For relapsing-remitting multiple sclerosis (RRMS), there is a need for biomarker development beyond clinical manifestations and MRI. Soluble neurofilament light chain (sNfL) has emerged as a biomarker for inflammatory activity in RRMS. However, there are limitations to the accuracy of sNfL in identifying relapses. Here, we sought to identify a panel of biomarkers that would increase the precision of distinguishing patients in relapse compared to sNfL alone.

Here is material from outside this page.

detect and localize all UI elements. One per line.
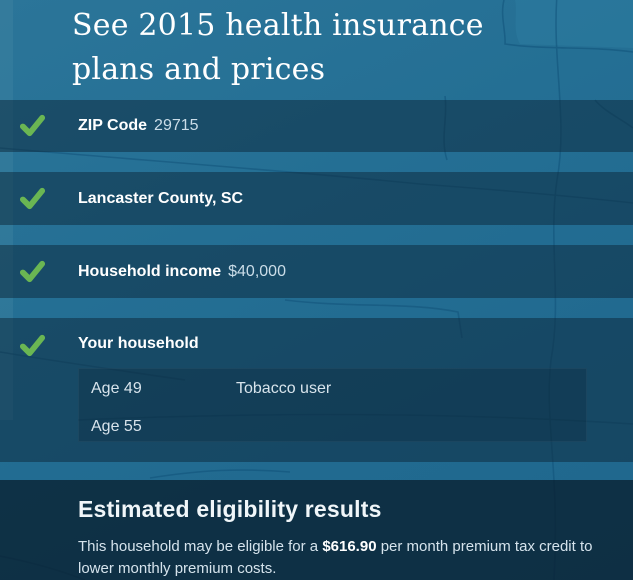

We used a multiplex approach to measure levels of 724 blood proteins in two distinct RRMS cohorts. Multiple t-tests with covariate correction determined biomarkers that were differentially regulated in relapse and remission. Logistic regression models determined the accuracy of biomarkers to distinguish relapses from remission.
The discovery cohort identified 37 proteins differentially abundant in active RRMS relapse compared to remission. The verification cohort confirmed four proteins, including sNfL, were altered in active RRMS relapse compared to remission. Logistic regression showed that the 4-protein panel identified active relapse with higher accuracy (AUC = 0.87) than sNfL alone (AUC = 0.69).
Our studies confirmed that sNfL is elevated during relapses in RRMS patients. Furthermore, we identified three other blood proteins, uPA, hK8 and DSG3 that were altered during relapse. Together, these four biomarkers could be used to monitor disease activity in RRMS patients.
对于复发缓解型多发性硬化症(RRMS),除了临床表现和 MRI 之外,还需要开发生物标志物。可溶性神经丝轻链(sNfL)已成为 RRMS 炎症活动的生物标志物。然而,sNfL 在识别复发方面的准确性存在局限性。在这里,我们试图确定一组生物标志物,以提高与 sNfL 相比区分复发患者的精确性。
我们使用多重方法测量了两个不同的 RRMS 队列中 724 种血液蛋白的水平。具有协变量校正的多重 t 检验确定了在复发和缓解期间差异调节的生物标志物。逻辑回归模型确定了生物标志物区分复发和缓解的准确性。
发现队列确定了 37 种在活跃 RRMS 复发中与缓解相比差异丰富的蛋白质。验证队列证实了在活跃 RRMS 复发中与缓解相比,有四种蛋白质(包括 sNfL)发生了改变。逻辑回归表明,与单独使用 sNfL 相比,该 4 蛋白组合能更准确地识别活跃性复发(AUC=0.87)。
我们的研究证实 sNfL 在 RRMS 患者的复发期间升高。此外,我们还发现了另外三种在复发期间发生改变的血液蛋白,uPA、hK8 和 DSG3。这四种生物标志物可以一起用于监测 RRMS 患者的疾病活动。